Fu certo ancora per caso che una mattina, passato mezzogiorno, intravide fra i clienti della salumeria un profilo conosciuto. La donna era stata una sua allieva trenta anni prima. Fu piacevole per entrambe riconoscersi e indugiare su convenevoli e ricordi. Qualche giorno dopo la donna si recò in visita dalla sig. Amalia, come aveva promesso, insieme alla giovane figlia. Le visite si ripeterono con frequenza e la sig. Amalia credette che Dio, nella sua infinità bontà, avesse voluto risparmiarle la pena di una morte solitaria. Sia la donna che la ragazza si mostravano molto sensibili verso la situazione della sig. Amalia e parevano contente di poter mitigare la sua solitudine. La ragazza, in particolare, prese spontaneamente ad assisterla in molti modi. Da principio rimaneva semplicemente a farle compagnia durante il pomeriggio, mentre il suo bambino era al doposcuola, più tardi, accresciuta la confidenza, stirava, riordinava la cucina, faceva la spesa, l’accompagnava in macchina quando ce n’era bisogno. Il marito si prestava per le piccole riparazioni casalinghe. La sig. Amalia si disobbligava volentieri con regali e danaro in ogni occasione; non aveva l’impressione di comprare l’amicizia, ma solo di ricambiare affetto e aiuto come meglio poteva. E quando una flebite la costrinse a letto per alcuni mesi le parve doveroso pagare regolarmente le tante ore, anche notturne, che la ragazza le dedicava.

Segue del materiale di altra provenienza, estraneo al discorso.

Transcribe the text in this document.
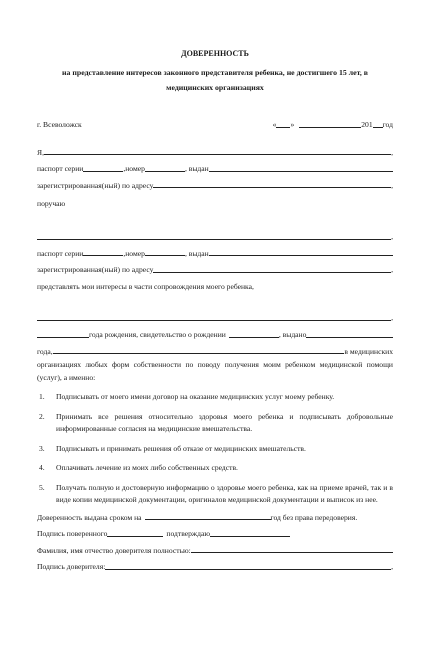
ДОВЕРЕННОСТЬ
на представление интересов законного представителя ребенка, не достигшего 15 лет, в
медицинских организациях
г. Всеволожск	« »	201 год
Я,	,
паспорт серии	,номер	, выдан
зарегистрированная(ный) по адресу	,
поручаю
,
паспорт серии	,номер	, выдан
зарегистрированная(ный) по адресу	,
представлять мои интересы в части сопровождения моего ребенка,
,
года рождения, свидетельство о рождении	, выдано
года,	в медицинских
организациях любых форм собственности по поводу получения моим ребенком медицинской помощи (услуг), а именно:
1.	Подписывать от моего имени договор на оказание медицинских услуг моему ребенку.
2.	Принимать все решения относительно здоровья моего ребенка и подписывать добровольные информированные согласия на медицинские вмешательства.
3.	Подписывать и принимать решения об отказе от медицинских вмешательств.
4.	Оплачивать лечение из моих либо собственных средств.
5.	Получать полную и достоверную информацию о здоровье моего ребенка, как на приеме врачей, так и в виде копии медицинской документации, оригиналов медицинской документации и выписок из нее.
Доверенность выдана сроком на	год без права передоверия.
Подпись поверенного	подтверждаю
Фамилия, имя отчество доверителя полностью:
Подпись доверителя:	,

Passarono tre anni in questo onesto baratto. Il bambino ormai la chiamava nonna e tutti parevano soddisfatti ricavando vantaggi a poco prezzo. Fu per Natale che la sig. Amalia decise di premiare la famiglia con un regalo fuori misura. Non avendo eredi lo stimò giusto e firmò la donazione del suo appartamento riservandosi il solo usufrutto, come le aveva consigliato il notaio. Questi, in realtà, le aveva proposto di redigere un testamento a favore della ragazza, azione egualmente generosa, ma prudente. La sig. Amalia, però, non voleva pensare alla morte, e rifiutava qualsiasi genere di preparativo, una cappella funebre come una camicia bianca nel cassetto. E poi non poteva appendere all’albero di Natale il suo testamento. Invece arrotolò l’atto di proprietà, lo legò con un nastrino rosso e lo lasciò fra gli altri pacchetti.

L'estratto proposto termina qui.